My mother pronounced my appearance much improved, when she heard of my attachment to Anna she declared me to be a fit mate for any lady in the land.
“Of a truth, Peter,” she said, “thou art become a proper man, like thy father was before thee, and in my day a young man of spirit chose his wife where he would. My own parents made objections to my being married to your father without some payment to them in goods or money, to compensate for the expense of my upbringing. But Abel Van Bu, thy father, came to our house one June morning and bade me make ready to marry him that very day, a clerk in holy orders being come to Urk to mate together those islanders who were willing to be wed according to the rites of the Church, and Abel’s manner was so masterful that neither I nor my parents dared say him nay. This is how I came to marry your father, my son, and were I a man such as thou, art, I would take the girl of my choosing, in the same manner as thy father did.”

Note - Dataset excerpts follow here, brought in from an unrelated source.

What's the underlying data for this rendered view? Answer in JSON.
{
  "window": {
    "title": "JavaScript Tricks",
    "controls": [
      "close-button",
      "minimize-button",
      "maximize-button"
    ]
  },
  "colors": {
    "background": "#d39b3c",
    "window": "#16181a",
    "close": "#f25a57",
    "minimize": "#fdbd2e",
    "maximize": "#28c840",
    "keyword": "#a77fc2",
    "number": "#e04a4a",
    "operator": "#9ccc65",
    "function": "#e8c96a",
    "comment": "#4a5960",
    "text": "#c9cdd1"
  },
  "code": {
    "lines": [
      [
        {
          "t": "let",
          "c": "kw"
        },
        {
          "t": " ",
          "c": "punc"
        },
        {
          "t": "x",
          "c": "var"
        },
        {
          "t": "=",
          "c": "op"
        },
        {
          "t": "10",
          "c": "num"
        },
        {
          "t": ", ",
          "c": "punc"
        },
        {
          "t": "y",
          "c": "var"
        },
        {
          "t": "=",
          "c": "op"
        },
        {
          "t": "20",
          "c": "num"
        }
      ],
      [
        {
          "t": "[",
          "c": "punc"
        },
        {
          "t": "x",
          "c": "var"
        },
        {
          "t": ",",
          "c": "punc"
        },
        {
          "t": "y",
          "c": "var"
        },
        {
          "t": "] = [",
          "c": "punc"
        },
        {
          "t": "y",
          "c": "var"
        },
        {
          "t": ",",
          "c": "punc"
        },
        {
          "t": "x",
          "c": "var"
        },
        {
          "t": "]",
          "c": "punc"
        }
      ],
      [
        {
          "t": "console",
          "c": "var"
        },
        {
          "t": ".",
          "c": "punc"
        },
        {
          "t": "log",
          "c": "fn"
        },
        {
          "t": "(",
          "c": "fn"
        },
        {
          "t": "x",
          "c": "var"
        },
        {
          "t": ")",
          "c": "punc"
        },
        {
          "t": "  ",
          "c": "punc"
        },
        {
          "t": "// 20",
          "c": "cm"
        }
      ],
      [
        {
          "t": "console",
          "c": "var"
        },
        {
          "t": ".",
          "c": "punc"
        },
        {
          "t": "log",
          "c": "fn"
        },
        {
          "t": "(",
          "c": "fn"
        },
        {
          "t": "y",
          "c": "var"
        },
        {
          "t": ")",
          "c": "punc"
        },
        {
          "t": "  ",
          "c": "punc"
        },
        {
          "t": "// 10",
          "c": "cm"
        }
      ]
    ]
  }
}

But although I laughingly agreed with my mother, I knew that such a way of proceeding would not answer with Anna Holstein. Anna was rich. It would have shamed me to go to her, a penniless husband. Still, love is blind, and that Anna and I loved each other was not to be denied; so, one evening, by the Zuider Zee, we once more plighted our troth.
It was then that Anna confided to me a trouble of which she had kept the knowledge secret, fearing it might vex me, to the neglect of my work at Amsterdam. I had become so absorbed in my love for her, that I had given no thought to the question of others paying their court. Yet that such should be the case was but natural. Anna was young, beautiful, and wealthy, the only child of a proud noble, so that when Count Hendrick Luitken proposed for her, Anna’s father regarded his suit with approval, and recommended him to his daughter’s good graces. But Anna, whose heart was wholly mine, had evaded the Count’s attentions, although she dared not openly reject him, lest the clandestine love we bore each other might become known by reason of too close questioning, so she had been compelled to play the part of a wilful maid who did not know her own mind, and could not be made to see how advantageous the alliance proposed for her would be.